Revista El Muro

 

Por: Luz Camino

Desde hace algún tiempo decidí recorrer el camino hacia el encuentro conmigo misma. Llevaba mucho tiempo comportándome como la sociedad me lo pedía, era la típica “niña buena”. Y claro no es que eso tenga algo de malo, pero sentía dentro de mí que había mucho más por descubrir, por experimentar, por conocer, por comprender.

Comencé a leer e indagar en temas de autoayuda, desarrollo personal y verdades universales; he de confesar que todo ello antes me parecía para perdedores o “losers”, pero en ese momento las cosas eran distintas, en verdad quería dar un giro a mi vida y disfrutarla mucho más que sólo pasar por ella sin haber tomado su real esencia.

Paso a paso por este camino de autodescubrimiento, siento que estoy lista para comenzar a dar, a entregar un poco de luz para aquellos que recién comienzan sus propios caminos y han estado haciéndose tantas preguntas, y acá les doy las primeras respuestas.

Sí, la vida es mucho más de lo que creemos vivir.

Sí, eres y puedes mucho más de lo que piensas.

Todos, absolutamente todos, tú, yo, nosotros, vosotros y ellos podemos tener la vida que soñamos, esa llena de momentos satisfactorios.

Para comenzar a cambiar la percepción de tu vida hay un primer peldaño que inexorablemente experimentarás… El perdón. Si ya sé, todos dicen perdona, debes perdonar… ¡y claro, – debes estarte diciendo- es que esos que piden que perdone es porque nunca han pasado nada difícil!

Verás, de seguro todos hemos vivido situaciones en las que nos hemos sentido profundamente ofendidos o traicionados y hemos jurado no poder perdonar, pero cuando se comprende que el perdón hacia el otro y su “ofensa” no tiene mayor beneficiario que uno mismo, entonces la percepción cambia. La falta de perdón, la rabia y el continuo rencor, lejos de causar algún efecto en el ofensor, deja al ofendido atado a un recuerdo que no permite liberar y por tanto el daño es aplicado única y exclusivamente en aquel que siente la rabia.
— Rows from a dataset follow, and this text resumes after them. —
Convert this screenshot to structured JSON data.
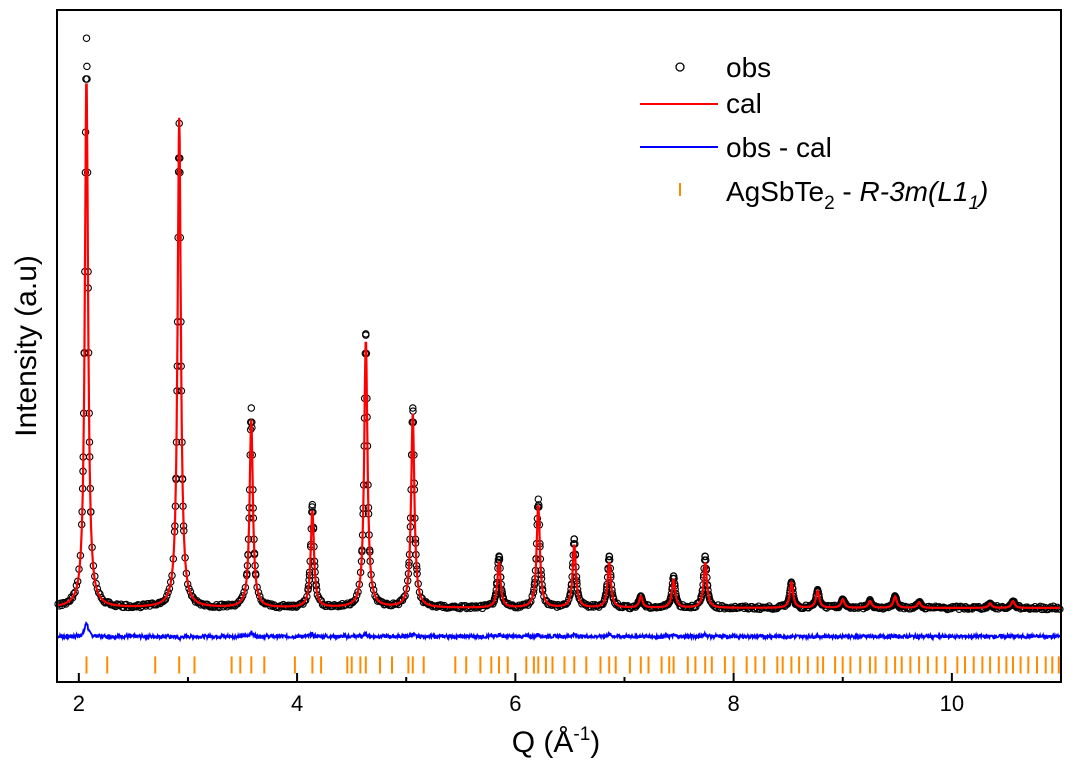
{
  "colors": {
    "obs": "#000000",
    "cal": "#ff0000",
    "diff": "#0000ff",
    "ticks": "#ff8c00"
  },
  "legend": {
    "obs": "obs",
    "cal": "cal",
    "diff": "obs - cal",
    "phase_a": "AgSbTe",
    "phase_sub": "2",
    "phase_b": " - ",
    "phase_c": "R-3m(L1",
    "phase_sub2": "1",
    "phase_d": ")"
  },
  "chart_data": {
    "type": "line",
    "title": "",
    "xlabel": "Q (Å",
    "xlabel_sup": "-1",
    "xlabel_end": ")",
    "ylabel": "Intensity (a.u)",
    "xlim": [
      1.8,
      11.0
    ],
    "ylim": [
      -0.13,
      1.05
    ],
    "xticks": [
      2,
      4,
      6,
      8,
      10
    ],
    "xtick_labels": [
      "2",
      "4",
      "6",
      "8",
      "10"
    ],
    "baseline": 0.0,
    "diff_offset": -0.05,
    "bragg_row": [
      -0.115,
      -0.085
    ],
    "peaks": [
      {
        "q": 2.07,
        "obs": 1.0,
        "cal": 0.93
      },
      {
        "q": 2.92,
        "obs": 0.85,
        "cal": 0.86
      },
      {
        "q": 3.58,
        "obs": 0.35,
        "cal": 0.33
      },
      {
        "q": 4.14,
        "obs": 0.18,
        "cal": 0.17
      },
      {
        "q": 4.63,
        "obs": 0.48,
        "cal": 0.47
      },
      {
        "q": 5.06,
        "obs": 0.35,
        "cal": 0.34
      },
      {
        "q": 5.85,
        "obs": 0.09,
        "cal": 0.08
      },
      {
        "q": 6.21,
        "obs": 0.19,
        "cal": 0.18
      },
      {
        "q": 6.54,
        "obs": 0.12,
        "cal": 0.11
      },
      {
        "q": 6.86,
        "obs": 0.09,
        "cal": 0.08
      },
      {
        "q": 7.15,
        "obs": 0.02,
        "cal": 0.02
      },
      {
        "q": 7.45,
        "obs": 0.055,
        "cal": 0.05
      },
      {
        "q": 7.74,
        "obs": 0.09,
        "cal": 0.08
      },
      {
        "q": 8.53,
        "obs": 0.045,
        "cal": 0.045
      },
      {
        "q": 8.77,
        "obs": 0.03,
        "cal": 0.03
      },
      {
        "q": 9.0,
        "obs": 0.015,
        "cal": 0.015
      },
      {
        "q": 9.25,
        "obs": 0.012,
        "cal": 0.012
      },
      {
        "q": 9.48,
        "obs": 0.02,
        "cal": 0.02
      },
      {
        "q": 9.7,
        "obs": 0.01,
        "cal": 0.01
      },
      {
        "q": 10.35,
        "obs": 0.008,
        "cal": 0.008
      },
      {
        "q": 10.56,
        "obs": 0.012,
        "cal": 0.012
      }
    ],
    "bragg_positions": [
      2.07,
      2.26,
      2.7,
      2.92,
      3.06,
      3.4,
      3.48,
      3.58,
      3.7,
      3.98,
      4.14,
      4.22,
      4.46,
      4.5,
      4.58,
      4.63,
      4.76,
      4.87,
      5.02,
      5.06,
      5.16,
      5.45,
      5.55,
      5.68,
      5.78,
      5.85,
      5.93,
      6.1,
      6.17,
      6.21,
      6.28,
      6.34,
      6.45,
      6.54,
      6.65,
      6.78,
      6.86,
      6.92,
      7.05,
      7.15,
      7.22,
      7.34,
      7.41,
      7.45,
      7.58,
      7.65,
      7.74,
      7.8,
      7.92,
      8.0,
      8.12,
      8.2,
      8.28,
      8.4,
      8.45,
      8.53,
      8.6,
      8.68,
      8.77,
      8.82,
      8.93,
      9.0,
      9.07,
      9.16,
      9.25,
      9.3,
      9.4,
      9.48,
      9.54,
      9.62,
      9.7,
      9.78,
      9.86,
      9.94,
      10.05,
      10.12,
      10.2,
      10.28,
      10.35,
      10.43,
      10.5,
      10.56,
      10.63,
      10.7,
      10.78,
      10.86,
      10.92,
      10.98
    ]
  }
}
Si así son las cosas, ¿entonces por qué no perdonar si el que se beneficia eres tú mismo? es decir, por simple amor propio me conviene perdonar así no “quiera”.

A la falta de perdón muchas veces debemos sumarle la recriminación que nos hacemos a nosotros mismos por haber “permitido” que aquello sucediera, y entonces vamos por la vida no sólo sintiendo rencor hacia el otro, sino también hacia nosotros mismos.

Nada libera tanto como el perdón: termina con la rabia que sólo daña a quien la siente.

Fuente: Archivo

Así que, lo sé, no quieres escucharlo o leerlo otra vez pero no hay nada mejor que sentir la libertad de haber perdonado a todo aquel que nos ha hecho sentir ofendidos, y perdonarnos a nosotros mismos por haberlo permitido. Para perdonar hay muchas terapias, la del HO’OPONOPONO es una de las mas sencillas: consiste en decir en la cabeza repetidamente “Te amo – Lo Siento – Te perdono – Gracias”.

Inicialmente te sentirás extraño practicando cualquiera que elijas. Con practicar me refiero a la necesidad de hacerlo varias veces, pues en la medida en que repitas el ejercicio, convencerás a tus sentimientos incrédulos de que tu intención de perdón es verdadera,  porque en realidad no se siente muy sincero eso de querer perdonar cuando inicias el ejercicio, pero con el tiempo verás el efecto positivo que tendrá en tus sensaciones interiores.

Anda, no me creas, es más, por hacerme quedar mal sólo inténtalo… estoy segura de los efectos que causará en tu interior, porque a fuerza de voluntad lo he practicado y ha generado en mí una sensación de libertad que no tiene precio… para todo lo demás existe Mastercard® 😉

Para comenzar, te recomiendo hacer la lista de personas que sientes que te han ofendido a lo largo de tu vida, y por supuesto no olvides ponerte a ti mismo en la lista. Puedes incluir: padres, hermanos, amigos, no te sientas culpable por los nombres que surjan… La idea es que logres liberar todos esos sentimientos que te atan a recuerdos pasados y no te permiten avanzar en el camino hacia la verdadera libertad.

Recibe muchas bendiciones durante la superación del primer peldaño en tu camino de autodescubrimiento, estoy segura de que con el empeño que pongas en recorrerlo terminarás por encontrar lo que todos somos, maestros creadores de nuestras experiencias, la única diferencia es que unos lo sabemos y otros no. En ti, en mí y en el que decida sumarse a esta vivencia está el ser la luz del ejemplo que los demás puedan  seguir.